I don't get these calls to a class action suit... If it was intentional, it could have a reason. But I just don't get this attitude when they are having a really bad day after someone discovered a new type of attacks on their chips.
Intel isn't having a bad day. The people who are stuck with chips that enable severe security exploits are having a bad day. Actually they are going to have a bad year till the design flaw is fixed in hardware. Or maybe even 5 years. Who knows.
Intel is 100% liable to face a lawsuit over this. Consider if a major car brake manufacturer discovered that there was a design flaw in the brakes that prevented them from functioning in certain situations. It'd be facing multiple lawsuits by now whereas Intel is going with "our chips are the most secure ever" line.
I think you are confusing security and safety. Security is about dealing with malicious attackers, while safety is about making sure random events and mistakes won't kill you.
Your example with the brakes is about safety, i.e. making sure the car won't kill you during normal operation. Normally, unless their CPUs start bursting into flames, this is not a problem for Intel.
The problem here is about security. A car analogy would be that to start your car, you need a code and that code can be found by measuring how long it takes to process the input, making life easier for thieves.
As for liability, I don't think you can be liable in court if you didn't plan for something that wasn't known at the time and isn't trivial.
The car analogy is very good one. Also an infamous Samsung Galaxy Note 7 comes to mind. I agree that such security hole such warrant for a replacement.
I don't believe the car analogy is good. And neither is the Note one.
In both of those cases the products can cause serious harm without any third party implication. The brakes would just go of or the battery would explode during normal function.
However, in the Intel case there has to be an attacker that actively exploits an issue in design.
To me this would be like making a class action suit against all lock vendors because they can be bypassed with the right set of tools. The fact that this affects everyone (Intel more than others) and that it took 10 years to find grants them some excuse. Also the architecture is not secret as far as I know so anybody could have audited this. They most probably did do so and found nothing until now.

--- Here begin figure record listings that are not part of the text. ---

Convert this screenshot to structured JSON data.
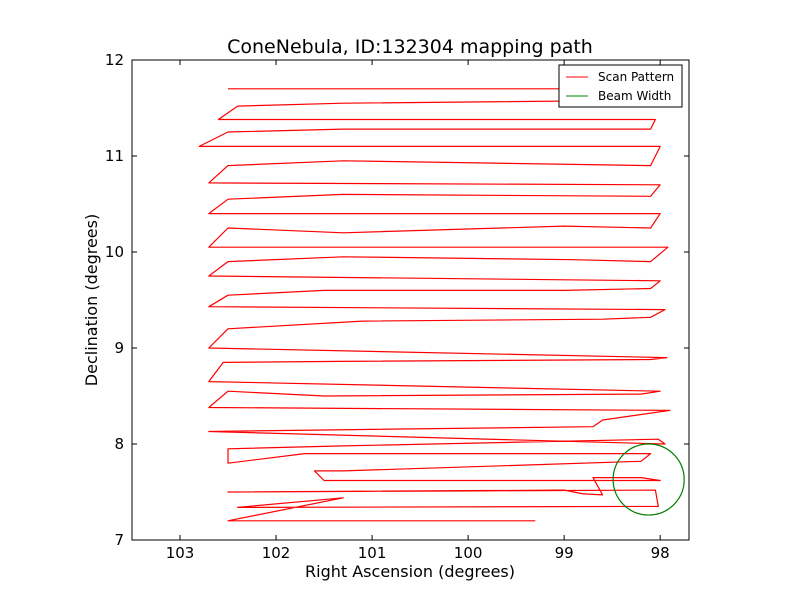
{
  "chart_data": {
    "type": "line",
    "title": "ConeNebula, ID:132304 mapping path",
    "xlabel": "Right Ascension (degrees)",
    "ylabel": "Declination (degrees)",
    "xlim": [
      103.5,
      97.7
    ],
    "ylim": [
      7,
      12
    ],
    "x_ticks": [
      "103",
      "102",
      "101",
      "100",
      "99",
      "98"
    ],
    "y_ticks": [
      "7",
      "8",
      "9",
      "10",
      "11",
      "12"
    ],
    "x_tick_values": [
      103,
      102,
      101,
      100,
      99,
      98
    ],
    "y_tick_values": [
      7,
      8,
      9,
      10,
      11,
      12
    ],
    "grid": false,
    "legend_position": "top-right",
    "legend": [
      {
        "label": "Scan Pattern",
        "color": "#ff0000"
      },
      {
        "label": "Beam Width",
        "color": "#008000"
      }
    ],
    "series": [
      {
        "name": "Scan Pattern",
        "color": "#ff0000",
        "points": [
          [
            99.3,
            7.2
          ],
          [
            102.5,
            7.2
          ],
          [
            101.3,
            7.44
          ],
          [
            102.4,
            7.34
          ],
          [
            98.02,
            7.35
          ],
          [
            98.05,
            7.52
          ],
          [
            102.5,
            7.5
          ],
          [
            99.0,
            7.52
          ],
          [
            98.8,
            7.48
          ],
          [
            98.6,
            7.47
          ],
          [
            98.7,
            7.65
          ],
          [
            98.2,
            7.65
          ],
          [
            98.0,
            7.62
          ],
          [
            101.5,
            7.62
          ],
          [
            101.6,
            7.72
          ],
          [
            101.3,
            7.72
          ],
          [
            98.2,
            7.82
          ],
          [
            98.1,
            7.9
          ],
          [
            101.7,
            7.9
          ],
          [
            102.5,
            7.8
          ],
          [
            102.5,
            7.95
          ],
          [
            101.3,
            7.98
          ],
          [
            98.02,
            8.05
          ],
          [
            97.95,
            8.0
          ],
          [
            102.7,
            8.13
          ],
          [
            101.2,
            8.15
          ],
          [
            98.7,
            8.18
          ],
          [
            98.6,
            8.25
          ],
          [
            97.9,
            8.35
          ],
          [
            102.7,
            8.38
          ],
          [
            102.5,
            8.55
          ],
          [
            101.5,
            8.5
          ],
          [
            98.2,
            8.52
          ],
          [
            98.0,
            8.55
          ],
          [
            102.7,
            8.65
          ],
          [
            102.55,
            8.85
          ],
          [
            101.35,
            8.86
          ],
          [
            98.1,
            8.88
          ],
          [
            97.93,
            8.9
          ],
          [
            102.7,
            9.0
          ],
          [
            102.5,
            9.2
          ],
          [
            101.1,
            9.28
          ],
          [
            98.6,
            9.3
          ],
          [
            98.1,
            9.32
          ],
          [
            97.95,
            9.4
          ],
          [
            102.7,
            9.43
          ],
          [
            102.5,
            9.55
          ],
          [
            101.5,
            9.6
          ],
          [
            99.0,
            9.6
          ],
          [
            98.1,
            9.62
          ],
          [
            98.0,
            9.7
          ],
          [
            102.7,
            9.75
          ],
          [
            102.5,
            9.9
          ],
          [
            101.3,
            9.95
          ],
          [
            98.9,
            9.92
          ],
          [
            98.1,
            9.9
          ],
          [
            97.92,
            10.05
          ],
          [
            102.7,
            10.05
          ],
          [
            102.5,
            10.25
          ],
          [
            101.3,
            10.2
          ],
          [
            99.0,
            10.27
          ],
          [
            98.1,
            10.25
          ],
          [
            98.0,
            10.4
          ],
          [
            102.7,
            10.4
          ],
          [
            102.5,
            10.55
          ],
          [
            101.3,
            10.6
          ],
          [
            98.1,
            10.58
          ],
          [
            98.0,
            10.7
          ],
          [
            102.7,
            10.72
          ],
          [
            102.5,
            10.9
          ],
          [
            101.3,
            10.95
          ],
          [
            98.1,
            10.9
          ],
          [
            98.0,
            11.1
          ],
          [
            102.8,
            11.1
          ],
          [
            102.5,
            11.25
          ],
          [
            101.3,
            11.28
          ],
          [
            98.1,
            11.28
          ],
          [
            98.05,
            11.38
          ],
          [
            102.6,
            11.38
          ],
          [
            102.4,
            11.52
          ],
          [
            101.3,
            11.55
          ],
          [
            98.1,
            11.58
          ],
          [
            98.05,
            11.7
          ],
          [
            102.5,
            11.7
          ]
        ]
      }
    ],
    "beam": {
      "label": "Beam Width",
      "color": "#008000",
      "center": [
        98.12,
        7.63
      ],
      "radius_deg": 0.37
    }
  }
}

Now, I do not like Intel communication around this and if it comes out that they knew this for years and decided to sit on it then it would be a different story.
Class action lawsuits are useful when there is negligence, or bad intent but in this case what could it possibly solve?
In both of those cases the products can cause serious harm without any third party implication.
Sorry, but in the 21st century world of the internet, cracking needs to be taken as a given. In many cases, "normal use" for a computing product means exposing it to use and therefore potential attack from anywhere on the internet. CPUs certainly fall into this category.
You don't have to inflict intentional injury to be liable for something like this. Intel's customers aren't getting what they paid for, so it seems pretty reasonable for the company to compensate them.
If you bought a car that was advertised as having 300 horsepower, and then the manufacturer realized it was unsafe unless they made a software change limiting the horsepower to 200, wouldn't you expect some compensation?
Time of purchase product to time of knowledge of flaw allows for time-frame to file lawsuit(s).
Example. Intel worked on rushed product to compete against AMD threadripper. That time was after the time of the known issue. Thus Intel was investing in continual bad practices and selling known bad products instead of investing in fixing the hardware flaw.
Major flaw in a car prevent selling a card until the flaw is fixed. Why shouldn't this also applying to computers that run the cars and other products?